Companion (2025)

Direction: Drew Hancock
Country: USA 

By fusing elements of Ex-Machina, Black Mirror, and M3gan, Companion—a muddled sci-fi comedy thriller with a splash of gore—operates on artificial dramatic energies. Written and directed by Drew Hancock, the film follows a couple—insensitive and tactless Josh (Jack Quaid) and devoted, deeply-in-love Iris (Sophia Thatcher)—on a wild weekend getaway with friends at a remote cabin. Things take a dark turn when it’s revealed that one of them is a companion robot that can shift from vulnerable and needy to intoxicatingly confident and violent.

While Companion isn't a complete misfire, it delivers a middling cinematic experience, favoring familiar concepts over genuine wit and substance.

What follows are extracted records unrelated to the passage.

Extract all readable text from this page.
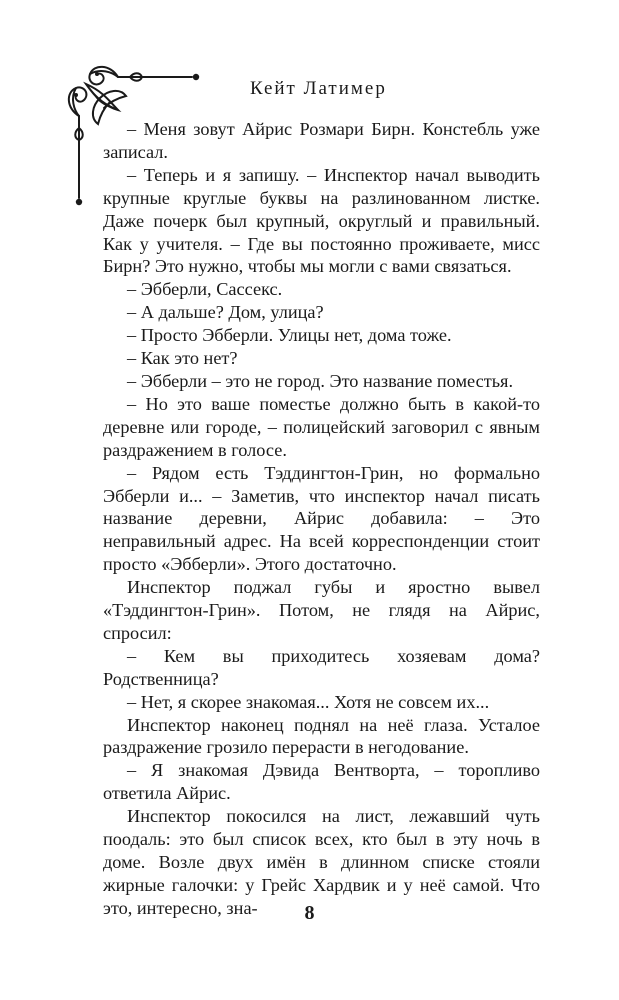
Кейт Латимер

– Меня зовут Айрис Розмари Бирн. Констебль уже записал.

– Теперь и я запишу. – Инспектор начал выводить крупные круглые буквы на разлинованном листке. Даже почерк был крупный, округлый и правильный. Как у учителя. – Где вы постоянно проживаете, мисс Бирн? Это нужно, чтобы мы могли с вами связаться.

– Эбберли, Сассекс.

– А дальше? Дом, улица?

– Просто Эбберли. Улицы нет, дома тоже.

– Как это нет?

– Эбберли – это не город. Это название поместья.

– Но это ваше поместье должно быть в какой-то деревне или городе, – полицейский заговорил с явным раздражением в голосе.

– Рядом есть Тэддингтон-Грин, но формально Эбберли и... – Заметив, что инспектор начал писать название деревни, Айрис добавила: – Это неправильный адрес. На всей корреспонденции стоит просто «Эбберли». Этого достаточно.

Инспектор поджал губы и яростно вывел «Тэддингтон-Грин». Потом, не глядя на Айрис, спросил:

– Кем вы приходитесь хозяевам дома? Родственница?

– Нет, я скорее знакомая... Хотя не совсем их...

Инспектор наконец поднял на неё глаза. Усталое раздражение грозило перерасти в негодование.

– Я знакомая Дэвида Вентворта, – торопливо ответила Айрис.

Инспектор покосился на лист, лежавший чуть поодаль: это был список всех, кто был в эту ночь в доме. Возле двух имён в длинном списке стояли жирные галочки: у Грейс Хардвик и у неё самой. Что это, интересно, зна-	8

The wobbly and misguided final acts fail to disguise the fact that the film doesn’t live up to its hype, even as it explores the horrors of toxic relationships and the looming ethical dilemmas of AI.

The biggest issue is the relentless sequence of twists, which attempts to keep the film engaging but ultimately feels exhausting. Though there are weird and amusing moments, the predictability and lack of originality reduce them to choppy, repetitive sequences. Despite Thatcher’s committed performance and the film’s fluctuating emotional beats, Companion remains a shaky, average effort devoid of real suspense—an interesting idea bogged down by a literal-minded, mechanical, and somewhat draggy execution.